Grâce cette technique, il est ainsi possible de créer un filtre pour le dessalement de l’eau de mer avec des débits plus importants que ce qui est actuellement commercialisé. Contrairement aux membranes classiques qui présentent une faible perméabilité, les filtres en graphène peuvent supporter un flux bien plus élevé avec une épaisseur plus faible en raison de leur densité élevée en pores nanométriques. Les chercheurs ont obtenu une membrane avec 5 trillions de pores au cm2, densité, semble-il, bien adaptée pour le dessalement de l’eau avec un taux de rejet en sel élevé et un flux d’eau à travers le filtre important. D’après une simulation informatique, leur membrane présenterait une perméabilité 50 fois supérieure à celle des membranes à base de polymère traditionnellement utilisées. Les chercheurs désirent maintenant développer de plus grands filtres pour des applications commerciales. Au-delà du dessalement d’eau, de nombreuses applications peuvent être envisagées pour cette nouvelle technique en particulier pour la production et le stockage de l’énergie ainsi que pour la production pharmaceutique.

Déssalement avec un filtre oxydé

De leur côté, les Dr. Vincent Meunier et Adrien Nicolaï de l’Institut Polytechnique Rensselaer, New York, et le Dr. Bobby Sumpter du Laboratoire National Oak Ridge ont modélisé informatiquement un matériau hybride peu coûteux, le réseau d’oxyde de graphène (Graphene Oxide Framework ou GOF), afin d’étudier ses performances comme membrane de purification de l’eau [17]. Le GOF est constitué de feuilles d’oxyde de graphène reliées entre elles par des liants chimiques spécifiques au niveau de certains sites d’oxydation. Le caractère hydrophobe, la résistance à l’eau et les propriétés électroniques ajustables de ce matériau en font un bon candidat comme membrane pour le dessalement. De plus, en circulant entre les deux feuilles d’oxyde de graphène hydrophobes, l’eau forme des canaux ce qui engendre un temps de traversée du système plus court et ainsi un accroissement de la performance du dispositif.

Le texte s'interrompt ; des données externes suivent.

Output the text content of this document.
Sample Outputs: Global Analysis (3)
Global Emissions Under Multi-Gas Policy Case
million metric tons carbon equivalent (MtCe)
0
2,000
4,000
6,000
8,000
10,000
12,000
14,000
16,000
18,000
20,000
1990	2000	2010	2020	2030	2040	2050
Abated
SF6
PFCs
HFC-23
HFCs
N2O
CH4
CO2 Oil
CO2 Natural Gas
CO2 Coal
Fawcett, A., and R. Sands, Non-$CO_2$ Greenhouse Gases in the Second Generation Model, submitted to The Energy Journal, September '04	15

Simulation à l’échelle atomique réalisée à l’Institut Polytechnique Rensselaer qui illustre le potentiel des graphene oxide frameworks (en noir) pour éliminer les contaminants tels que les sels (en bleu et vert) des eaux saumâtres et de mer
Crédits : Vincent Meunier, Adrien Nicolaï, and Bobby Sumpter


Les chercheurs ont entre autre simulé l’impact sur ses performances de l’épaisseur des couches, de la densité des liants chimiques et de la pression appliquée sur le matériau. Ils ont déterminé qu’il existe un équilibre optimum entre la perméabilité et la sélectivité du matériau, critères déterminants pour l’efficacité de ce dernier. En effet, si le lien est trop dense, le matériau sera très sélectif mais à contrario il aura un flux d’eau plus faible. Les simulations ont montré que pour la structure GOF optimisée, l’élimination des ions de l’eau salée serait 100 fois plus rapide que les matériaux traditionnels utilisés en osmose inverse. De plus, leur faible coût de fabrication rend les filtres à base de GOF très intéressants pour améliorer la viabilité économique du procédé de dessalement d’eau. Enfin, d’après de récentes simulations, en plus de cette application, les GOF pourraient également être utilisés pour l’élimination d’autres contaminants tels que les bactéries.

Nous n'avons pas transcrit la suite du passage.